[from Arlus Stephens]
In the May 28th issue of the New Yorker, Adam Gopnik has an essay on Lincoln that touches on the Soldiers Home and Matthew Pinsker's book "Lincoln's Sanctuary". Here is the relevant excerpt:
"The one place in America where you can get a sense of Lincoln the President at work and at play is the Soldiers’ Home, on the outskirts of Washington, about three miles from the White House. After the death of his son Willie, in 1862, Lincoln used a cottage on the grounds as a kind of retreat, a proto-Camp David, and spent summers there from 1862 to 1864. Every other place associated with him either predates the Presidential years or has changed so much that it is unrecognizable. But Lincoln’s cottage, which has been largely neglected, still resonates with the period. It was an odd location for him; though it was cooler than central Washington in the summer, it was also a soldiers’ retirement home, with a cemetery just alongside, where the Union dead were sent to be buried. Lincoln loved the Soldiers’ Home, preferring it to the stolid White House. Walking through the buildings, one sees that the rooms have a nineteenth-century spaciousness and ease; and one is reminded that, as the British biographer Richard Carwardine points out, the young Lincoln was avid as much for bourgeois respectability as for riches, or even for fame.

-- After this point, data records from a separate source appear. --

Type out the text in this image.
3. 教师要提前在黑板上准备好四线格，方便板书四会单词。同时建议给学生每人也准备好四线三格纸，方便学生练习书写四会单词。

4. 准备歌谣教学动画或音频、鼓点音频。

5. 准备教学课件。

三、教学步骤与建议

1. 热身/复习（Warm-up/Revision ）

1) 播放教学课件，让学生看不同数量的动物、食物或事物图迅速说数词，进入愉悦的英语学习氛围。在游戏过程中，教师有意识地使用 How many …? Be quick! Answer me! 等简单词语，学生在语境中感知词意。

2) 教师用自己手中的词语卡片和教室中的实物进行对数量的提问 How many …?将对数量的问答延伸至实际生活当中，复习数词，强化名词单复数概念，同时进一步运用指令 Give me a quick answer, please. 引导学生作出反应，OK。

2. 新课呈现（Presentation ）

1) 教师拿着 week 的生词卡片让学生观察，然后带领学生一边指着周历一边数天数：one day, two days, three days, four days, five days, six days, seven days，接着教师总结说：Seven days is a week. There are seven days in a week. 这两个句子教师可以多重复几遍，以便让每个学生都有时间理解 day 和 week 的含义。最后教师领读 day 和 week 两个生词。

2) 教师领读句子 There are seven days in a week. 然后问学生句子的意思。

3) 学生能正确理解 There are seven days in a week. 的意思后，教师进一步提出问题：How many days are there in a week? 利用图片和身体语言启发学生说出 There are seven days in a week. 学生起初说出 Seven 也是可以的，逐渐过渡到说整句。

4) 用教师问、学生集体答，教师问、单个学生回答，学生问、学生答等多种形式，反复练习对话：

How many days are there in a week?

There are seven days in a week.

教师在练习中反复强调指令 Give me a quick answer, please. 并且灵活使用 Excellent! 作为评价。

It was in these bright but cozy rooms, too, and out on the surrounding lawns, that he and Stanton really took the measure of each other. The story of Stanton and Lincoln—the reason that, at the very last moment, the assemblage deferred to Stanton to say the final words—is well retold by Doris Kearns Goodwin and, in particular detail, by William Lee Miller. In the eighteen-fifties, Stanton was a prominent litigator, and in 1855 he and Lincoln were thrown together in a complicated patent litigation [...].
At the Soldiers’ Home, Lincoln and Stanton became friends. They shared a common tragedy - both had lost a son in the course of the war - and a common nature: outwardly remote, inwardly passionate. [...] Stanton, too, had a cottage at the Soldiers’ Home, and spent summers there with Lincoln. Most people intensely disliked Stanton; one Cabinet secretary called him “rude and offensive.” But at the Soldiers’ Home, as Matthew Pinsker shows in his book “Lincoln’s Sanctuary,” another side of his nature became apparent: he played mumblety-peg with a soldier and, on one memorable occasion, spent an evening with Lincoln untangling peacocks. (Small blocks of wood had been tied to the birds’ feet with strings to keep them from flying away, but the lines got snarled in the trees.)
As Stanton came to know Lincoln, he formed an opinion of his intellect so high that he said to one of his fellow-lawyers, 'No men were ever so deceived as we at Cincinnati'. It was a friendship deep enough, and famous enough, to make everyone in Lincoln’s last room wait for Stanton to speak."